JAKARTA, MENARA62.COM – Hampir semua orang pernah mengalami nyeri pada leher. Namun seringkali rasa nyeri tersebut diabaikan. Padahal, tidak menutup kemungkinan rasa nyeri pada leher tersebut mengindikasikan saraf terjepit.
Jepitan saraf leher atau yang dikenal sebagai cervical disc herniation adalah kondisi dimana isi dari bantalan tulang leher bocor keluar sehingga menjepit saraf leher.
Jepitan saraf leher ini dapat terjadi karena adanya riwayat cedera pada leher. Namun seringkali terjadi secara spontan tanpa penyebab yang jelas.
“Asap rokok pun dapat membuat bantalan dehidrasi dan menyebabkan bantalan kering dan rusak,” kata dr. Phedy, Sp.OT-K, salah satu anggota Sports, Shoulder & Spine Clinic di Siloam Hospital Kebon Jeruk di sela temu media, kemarin.
Gejala yang terjadi akibat jepitan saraf leher bergantung pada level dan lokasi jepitan. Bila jepitan terjadi di pinggir (radikolupati), yang dirasakan adalah kaku, nyeri leher menjalar, kesemutan dan rasa lemah pada bagian lengan dan tangan.

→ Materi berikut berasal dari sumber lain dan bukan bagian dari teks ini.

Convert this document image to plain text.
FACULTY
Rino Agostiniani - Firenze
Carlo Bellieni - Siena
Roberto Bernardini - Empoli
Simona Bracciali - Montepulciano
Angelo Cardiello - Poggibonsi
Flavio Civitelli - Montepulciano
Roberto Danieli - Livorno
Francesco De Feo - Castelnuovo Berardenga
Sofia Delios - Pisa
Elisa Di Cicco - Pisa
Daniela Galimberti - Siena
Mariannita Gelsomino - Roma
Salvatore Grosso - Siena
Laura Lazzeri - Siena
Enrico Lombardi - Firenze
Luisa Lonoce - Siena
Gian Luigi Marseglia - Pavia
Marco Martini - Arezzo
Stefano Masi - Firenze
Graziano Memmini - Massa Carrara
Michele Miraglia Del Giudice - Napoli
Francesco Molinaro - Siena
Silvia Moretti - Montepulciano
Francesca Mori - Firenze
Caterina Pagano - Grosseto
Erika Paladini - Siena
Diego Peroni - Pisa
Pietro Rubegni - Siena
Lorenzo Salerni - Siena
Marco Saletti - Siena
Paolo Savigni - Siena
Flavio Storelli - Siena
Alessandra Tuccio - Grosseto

Bila jepitan terjadi di tengah (myelopati), lanjut dr Phedy, keluhan yang muncul seperti kehilangan keseimbangan, kaku saat berjalan, rasa lemah pada tungkai sampai gangguan buang air besar dan kecil. Bahkan dapat mengakibatkan kelumpuhan secara total.
Kasus paling banyak terjadi, jepitan syaraf leher terletak pada C5-C6 yaitu sebesar 60%. Kemudian C4-C5 sebesar 30%.
Untuk membuktikan adanya jepitan pada saraf leher, menurut dr Phedy dapat dilakukan pemeriksaan Magnetic Resonance Imaging (MRI). MRI merupakan suatu alat diagnostik mutakhir untuk memeriksa dan mendeteksi tubuh anda dengan menggunakan medan magnet yang besar dan gelombang frekuensi radio, tanpa operasi, penggunaan sinar X, ataupun bahan radioaktif.
Pengobatan untuk jepitan saraf leher pun bervariasi. Mulai dari obat-obatan, fisioterapi hingga operasi. Tergantung pada tingkat keparahan jepitan saraf.
“Operasi dilakukan dengan tujuan membebaskan jepitan dengan cara mengambil bantalan yang menekan saraf,” jelas dr. Phedy.
Menurutnya operasi jepitan saraf leher berisiko terjadinya kematian, kelumpuhan dan gangguan fonasi (suara serak pasca operasi, namun akan kembali normal setelah 3 bulan). Tetapi risiko kegagalan operasi untuk jepitan saraf leher cukup rendah.
“Pendarahan selama operasi umumnya kurang dari 50 cc dan lama operasi berkisar 45-90 menit,” tukasnya.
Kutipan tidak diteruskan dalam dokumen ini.